The discussion takes as its departure point recent strategies and challenges concerning access and attempts at ‘activating’ audio collections. How are stakeholders involved? Which role do artists play in featuring archival material? What is the potential role of researchers in initiatives, such as Europeana Sounds? What kinds of specific possibilities or problems appear with audio materials? What kinds of contextualisations are necessary for recorded audio? And what kinds of ethical considerations need to be taken into account? How do current trends at working interdisciplinarily generate new strategies and forms of collaborations in creating access and re-using the collections? How can gender and queer history be mediated by these archives? How can historic media materials reframe our understandings of national and colonial histories? The roundtable participants bring expertise of archives in different cultural contexts and have experience with work as researchers and artists using audio collections and/or promoting access.

The panel will be participated in by:

Carolyn Birdsall (moderator) is Assistant Professor of Media Studies at the University of Amsterdam. She teaches in the P&P programme, and her current research examines the early history of radio archiving in and beyond Europe.

John Ashley Burgoyne is Lecturer in Computational Musicology at the University of Amsterdam. He is the Project Leader on Hooked on Music, a music experiment and game that has now been played over 3 million times worldwide. Currently he is co-editing the new Oxford Handbook on Music Corpus Analysis.

Ricarda Franzen is Lecturer in Theatre Studies at the University of Amsterdam, and coordinates the programme of the MA Dramaturgy. Her doctoral research explores the history, contexts and possible uses of theatre sound archives. As a Dramaturge for radio plays, she has researched archival material for re-use in radio drama narratives.

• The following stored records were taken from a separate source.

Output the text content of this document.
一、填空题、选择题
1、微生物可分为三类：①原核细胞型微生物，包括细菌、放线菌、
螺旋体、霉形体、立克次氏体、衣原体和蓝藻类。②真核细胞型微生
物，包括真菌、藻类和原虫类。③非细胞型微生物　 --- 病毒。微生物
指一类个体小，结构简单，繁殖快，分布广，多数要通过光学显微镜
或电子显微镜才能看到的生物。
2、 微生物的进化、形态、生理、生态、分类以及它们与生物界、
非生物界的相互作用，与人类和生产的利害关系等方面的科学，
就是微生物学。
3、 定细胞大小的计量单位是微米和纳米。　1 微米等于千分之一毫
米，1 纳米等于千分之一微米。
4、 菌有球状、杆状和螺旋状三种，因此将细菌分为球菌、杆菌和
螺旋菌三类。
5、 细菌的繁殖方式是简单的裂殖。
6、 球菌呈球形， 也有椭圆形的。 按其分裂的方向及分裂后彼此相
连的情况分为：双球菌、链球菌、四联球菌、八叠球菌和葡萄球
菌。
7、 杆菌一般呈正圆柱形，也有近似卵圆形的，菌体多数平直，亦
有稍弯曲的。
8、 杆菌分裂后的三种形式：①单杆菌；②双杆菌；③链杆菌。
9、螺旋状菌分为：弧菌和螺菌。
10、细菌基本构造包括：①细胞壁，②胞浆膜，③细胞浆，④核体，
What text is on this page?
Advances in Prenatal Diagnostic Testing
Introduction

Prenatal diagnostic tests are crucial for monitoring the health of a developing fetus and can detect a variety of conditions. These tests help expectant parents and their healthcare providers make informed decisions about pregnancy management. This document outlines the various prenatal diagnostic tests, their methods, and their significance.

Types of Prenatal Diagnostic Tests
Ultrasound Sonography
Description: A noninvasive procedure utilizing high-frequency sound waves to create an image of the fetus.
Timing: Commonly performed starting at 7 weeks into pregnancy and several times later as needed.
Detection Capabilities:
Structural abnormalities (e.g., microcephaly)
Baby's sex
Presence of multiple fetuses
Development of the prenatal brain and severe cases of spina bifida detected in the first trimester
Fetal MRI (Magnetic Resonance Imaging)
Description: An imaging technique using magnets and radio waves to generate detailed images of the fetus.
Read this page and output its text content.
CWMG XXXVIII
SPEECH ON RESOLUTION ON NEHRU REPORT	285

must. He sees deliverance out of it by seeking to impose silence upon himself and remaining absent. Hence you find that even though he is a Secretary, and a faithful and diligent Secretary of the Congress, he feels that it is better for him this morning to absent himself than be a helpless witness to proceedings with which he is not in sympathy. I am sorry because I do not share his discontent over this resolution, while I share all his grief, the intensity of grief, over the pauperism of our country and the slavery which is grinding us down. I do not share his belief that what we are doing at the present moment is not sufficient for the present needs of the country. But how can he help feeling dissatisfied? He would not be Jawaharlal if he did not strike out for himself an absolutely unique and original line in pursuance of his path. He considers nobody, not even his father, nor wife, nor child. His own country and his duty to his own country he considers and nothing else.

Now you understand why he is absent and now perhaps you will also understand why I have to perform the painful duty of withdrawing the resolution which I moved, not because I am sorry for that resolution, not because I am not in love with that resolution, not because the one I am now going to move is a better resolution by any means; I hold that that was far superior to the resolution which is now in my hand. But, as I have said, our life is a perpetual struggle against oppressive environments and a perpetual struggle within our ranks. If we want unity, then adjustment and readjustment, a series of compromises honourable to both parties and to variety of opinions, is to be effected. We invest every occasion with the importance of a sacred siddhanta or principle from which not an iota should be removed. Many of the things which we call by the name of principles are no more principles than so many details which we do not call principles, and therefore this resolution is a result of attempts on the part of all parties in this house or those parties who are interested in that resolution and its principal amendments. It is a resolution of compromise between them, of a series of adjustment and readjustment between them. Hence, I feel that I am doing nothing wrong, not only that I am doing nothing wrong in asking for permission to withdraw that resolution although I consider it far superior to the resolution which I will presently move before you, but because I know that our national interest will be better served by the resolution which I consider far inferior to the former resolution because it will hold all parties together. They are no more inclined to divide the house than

Jennifer Hsieh is Anthropologist and Postdoctoral Researcher. She is currently completing a study entitled From Festival to Decibel: Making Noise in Urban Taiwan, which investigates the technological, bureaucratic, and informal practices underlying the production of environmental noise as a regulatory object in Taiwan, from the Japanese colonial period to the present.

Gregory Markus is Project Leader at the Netherlands Institute for Sound and Vision, where he runs the RE:VIVE initiative, focused on connecting the worlds of electronic music and cultural heritage developing new, simple and creative methods to present collections and increase awareness and re-use of open, digitized heritage collections.

meLê yamomo is Assistant Professor of Theatre Studies at the University of Amsterdam. He holds a PhD in Theatre/Musicology from the Ludwig-Maximilians-Universität Munich, and is also a Theatre Director and Composer. His current research project is entitled Sonic Entanglements: Listening to Modernities in Southeast Asian Sound Recordings (NWO-Veni, 2017-2021).